Il
était grand, pas loin de six pieds, large d'épaules et
bombait un torse impressionnant. Sa tête carrée où
brillaient deux petits yeux noirs, était surmontée
d'un chapeau de fourrure épaisse. Sa bouche, lippue, découvrait
des dents jaunâtres ou noircies. Il s'arrêta à quelques
pas du centurion.
- Commencez Mandos, ne perdons pas de temps.
L'interprète commença son questionnement, s'y reprenant
à plusieurs fois, utilisant des mots différents,
apparentés à la langue des Francs saliens mais déformés
volontairement. Le visage du Rhénan, tout d'abord hermétique,
sembla s'illuminer et il répondit par quelques mots incompréhensibles
pour les spectateurs.
- Alors Mandos ? Qu'est-ce qu'il raconte ?
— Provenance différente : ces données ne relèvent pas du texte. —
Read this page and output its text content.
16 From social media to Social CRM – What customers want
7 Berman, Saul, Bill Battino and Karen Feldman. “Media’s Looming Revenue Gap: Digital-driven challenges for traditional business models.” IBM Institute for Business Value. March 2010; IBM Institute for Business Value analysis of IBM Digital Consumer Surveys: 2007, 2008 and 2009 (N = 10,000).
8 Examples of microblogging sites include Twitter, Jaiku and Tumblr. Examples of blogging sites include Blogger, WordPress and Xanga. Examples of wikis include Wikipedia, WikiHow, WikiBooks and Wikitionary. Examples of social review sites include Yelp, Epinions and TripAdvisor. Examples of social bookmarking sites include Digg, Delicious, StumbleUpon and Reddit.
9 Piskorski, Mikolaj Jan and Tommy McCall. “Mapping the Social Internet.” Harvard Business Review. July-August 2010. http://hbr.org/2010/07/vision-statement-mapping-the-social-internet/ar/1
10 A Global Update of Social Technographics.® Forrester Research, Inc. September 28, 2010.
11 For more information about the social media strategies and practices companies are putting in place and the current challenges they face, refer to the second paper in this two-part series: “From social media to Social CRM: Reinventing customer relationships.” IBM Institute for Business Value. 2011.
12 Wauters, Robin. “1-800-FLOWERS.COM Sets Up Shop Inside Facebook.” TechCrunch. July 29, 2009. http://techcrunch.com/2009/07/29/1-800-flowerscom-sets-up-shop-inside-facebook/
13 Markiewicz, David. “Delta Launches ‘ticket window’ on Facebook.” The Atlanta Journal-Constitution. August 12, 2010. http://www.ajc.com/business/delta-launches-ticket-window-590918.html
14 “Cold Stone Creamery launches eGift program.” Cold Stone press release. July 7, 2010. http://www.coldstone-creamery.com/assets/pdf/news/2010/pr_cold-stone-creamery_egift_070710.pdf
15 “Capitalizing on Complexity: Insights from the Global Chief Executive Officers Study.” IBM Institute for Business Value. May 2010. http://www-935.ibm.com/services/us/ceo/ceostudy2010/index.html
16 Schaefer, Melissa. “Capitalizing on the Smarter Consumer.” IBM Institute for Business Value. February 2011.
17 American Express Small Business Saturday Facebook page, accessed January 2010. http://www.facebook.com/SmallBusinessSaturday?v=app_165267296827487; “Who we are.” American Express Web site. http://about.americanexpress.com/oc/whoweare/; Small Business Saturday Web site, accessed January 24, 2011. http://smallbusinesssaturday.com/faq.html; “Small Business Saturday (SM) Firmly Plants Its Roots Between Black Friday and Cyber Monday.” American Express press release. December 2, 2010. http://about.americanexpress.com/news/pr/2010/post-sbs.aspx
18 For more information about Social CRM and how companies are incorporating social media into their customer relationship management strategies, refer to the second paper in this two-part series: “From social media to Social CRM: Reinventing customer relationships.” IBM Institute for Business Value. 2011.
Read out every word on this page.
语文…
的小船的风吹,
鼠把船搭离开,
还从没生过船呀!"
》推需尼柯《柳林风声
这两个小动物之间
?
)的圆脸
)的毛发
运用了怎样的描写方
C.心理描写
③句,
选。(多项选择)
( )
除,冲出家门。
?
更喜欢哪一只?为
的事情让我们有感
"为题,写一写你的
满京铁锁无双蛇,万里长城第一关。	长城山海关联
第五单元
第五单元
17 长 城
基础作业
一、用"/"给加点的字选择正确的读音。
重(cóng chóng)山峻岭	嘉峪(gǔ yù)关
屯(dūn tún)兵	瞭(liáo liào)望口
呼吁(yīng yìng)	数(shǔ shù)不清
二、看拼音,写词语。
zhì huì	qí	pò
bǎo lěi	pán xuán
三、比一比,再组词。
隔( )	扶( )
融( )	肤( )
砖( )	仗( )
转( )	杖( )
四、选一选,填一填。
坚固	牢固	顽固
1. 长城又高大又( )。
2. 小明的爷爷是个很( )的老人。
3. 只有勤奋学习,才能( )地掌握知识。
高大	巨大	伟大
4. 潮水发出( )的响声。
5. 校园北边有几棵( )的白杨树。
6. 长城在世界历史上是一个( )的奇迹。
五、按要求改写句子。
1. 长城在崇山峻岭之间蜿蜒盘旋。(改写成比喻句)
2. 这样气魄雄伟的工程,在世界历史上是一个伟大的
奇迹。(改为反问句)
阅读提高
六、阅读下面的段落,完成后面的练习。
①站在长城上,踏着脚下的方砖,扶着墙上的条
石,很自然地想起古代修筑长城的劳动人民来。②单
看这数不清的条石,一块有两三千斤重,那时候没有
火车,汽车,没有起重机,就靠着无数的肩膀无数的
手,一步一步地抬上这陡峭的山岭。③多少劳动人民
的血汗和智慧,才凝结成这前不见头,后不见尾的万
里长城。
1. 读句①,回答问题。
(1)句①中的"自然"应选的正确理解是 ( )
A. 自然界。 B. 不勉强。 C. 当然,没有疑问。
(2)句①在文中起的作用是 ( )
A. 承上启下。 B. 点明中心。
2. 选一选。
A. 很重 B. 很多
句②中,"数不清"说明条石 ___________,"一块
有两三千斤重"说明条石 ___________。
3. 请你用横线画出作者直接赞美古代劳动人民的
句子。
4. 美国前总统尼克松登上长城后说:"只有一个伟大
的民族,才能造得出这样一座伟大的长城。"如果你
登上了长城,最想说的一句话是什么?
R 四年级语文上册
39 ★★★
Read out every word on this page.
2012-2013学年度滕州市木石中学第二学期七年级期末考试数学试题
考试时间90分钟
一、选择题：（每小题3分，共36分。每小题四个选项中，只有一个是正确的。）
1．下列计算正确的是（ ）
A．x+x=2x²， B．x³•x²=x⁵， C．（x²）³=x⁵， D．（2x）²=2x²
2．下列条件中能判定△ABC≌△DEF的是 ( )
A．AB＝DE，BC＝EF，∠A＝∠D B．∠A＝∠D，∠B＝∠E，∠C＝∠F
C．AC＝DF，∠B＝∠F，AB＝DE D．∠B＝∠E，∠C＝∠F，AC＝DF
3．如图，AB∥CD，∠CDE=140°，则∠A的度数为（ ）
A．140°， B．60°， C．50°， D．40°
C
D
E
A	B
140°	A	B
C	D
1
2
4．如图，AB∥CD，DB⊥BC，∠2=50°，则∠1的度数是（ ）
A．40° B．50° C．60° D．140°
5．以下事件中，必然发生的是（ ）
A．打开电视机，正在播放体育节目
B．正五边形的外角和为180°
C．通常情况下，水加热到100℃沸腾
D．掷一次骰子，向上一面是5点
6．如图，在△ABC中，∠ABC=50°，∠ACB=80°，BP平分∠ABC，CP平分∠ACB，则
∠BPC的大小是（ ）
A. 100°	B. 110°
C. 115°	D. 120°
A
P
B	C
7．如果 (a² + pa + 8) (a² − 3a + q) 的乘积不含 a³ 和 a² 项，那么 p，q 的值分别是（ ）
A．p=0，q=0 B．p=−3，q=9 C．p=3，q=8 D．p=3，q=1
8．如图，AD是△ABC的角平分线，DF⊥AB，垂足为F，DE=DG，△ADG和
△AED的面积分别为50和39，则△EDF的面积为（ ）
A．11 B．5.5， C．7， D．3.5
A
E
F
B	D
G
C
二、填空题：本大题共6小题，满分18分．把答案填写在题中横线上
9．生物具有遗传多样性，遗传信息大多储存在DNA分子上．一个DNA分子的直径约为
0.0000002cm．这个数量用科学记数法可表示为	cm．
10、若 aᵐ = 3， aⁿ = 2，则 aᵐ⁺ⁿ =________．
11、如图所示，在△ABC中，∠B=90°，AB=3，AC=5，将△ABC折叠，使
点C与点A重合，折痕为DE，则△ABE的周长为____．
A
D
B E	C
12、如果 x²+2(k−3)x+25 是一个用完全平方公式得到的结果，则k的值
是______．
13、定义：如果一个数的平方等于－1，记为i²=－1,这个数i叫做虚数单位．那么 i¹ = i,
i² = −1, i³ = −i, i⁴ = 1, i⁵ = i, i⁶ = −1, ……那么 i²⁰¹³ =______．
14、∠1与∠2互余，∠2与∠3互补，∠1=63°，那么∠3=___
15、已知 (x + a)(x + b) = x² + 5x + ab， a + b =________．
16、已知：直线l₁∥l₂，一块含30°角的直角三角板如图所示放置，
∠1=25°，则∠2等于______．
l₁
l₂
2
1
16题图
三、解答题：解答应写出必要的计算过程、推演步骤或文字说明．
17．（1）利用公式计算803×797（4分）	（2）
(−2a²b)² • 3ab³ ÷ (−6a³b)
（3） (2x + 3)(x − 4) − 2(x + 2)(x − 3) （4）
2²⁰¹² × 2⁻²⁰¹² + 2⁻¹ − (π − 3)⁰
- Que Krungle, son chef puissant et vénéré
l'envoie.
- Mais encore ?
S'ensuivit un nouvel échange de termes qui comparés
à la langue latine, mélangeaient savamment le phonétiquement
désagréable et la sonorité gutturale.
- Son chef demande la reddition du camp.
Le centurion faillit s'étrangler tandis
que dans un mouvement réflexe sa main s'était posée
sur le manche du poignard qu'il avait à la ceinture. Il
se remit, reprit sa respiration.
- Continuez Mandos.
- Il dit qu'ils détiennent quinze de
nos soldats, vivants, ainsi qu'une trentaine de villageois. Qu'ils
les rendront en échange de ce camp et du jeune garçon
qui a blessé son chef. Ce sont les conditions sur lesquelles
ils ne transigeront pas.
- C'est pas croyable ! Aetius a blessé
le chef. Nous voilà bien maintenant.
- Il dit encore que nous devrons quitter les
lieux, nous retirer à au moins vingt milles* d'ici. Ils
ont besoin d'occuper cette place car ils sont eux-mêmes
pourchassés par d'autres tribus qui arrivent de l'est.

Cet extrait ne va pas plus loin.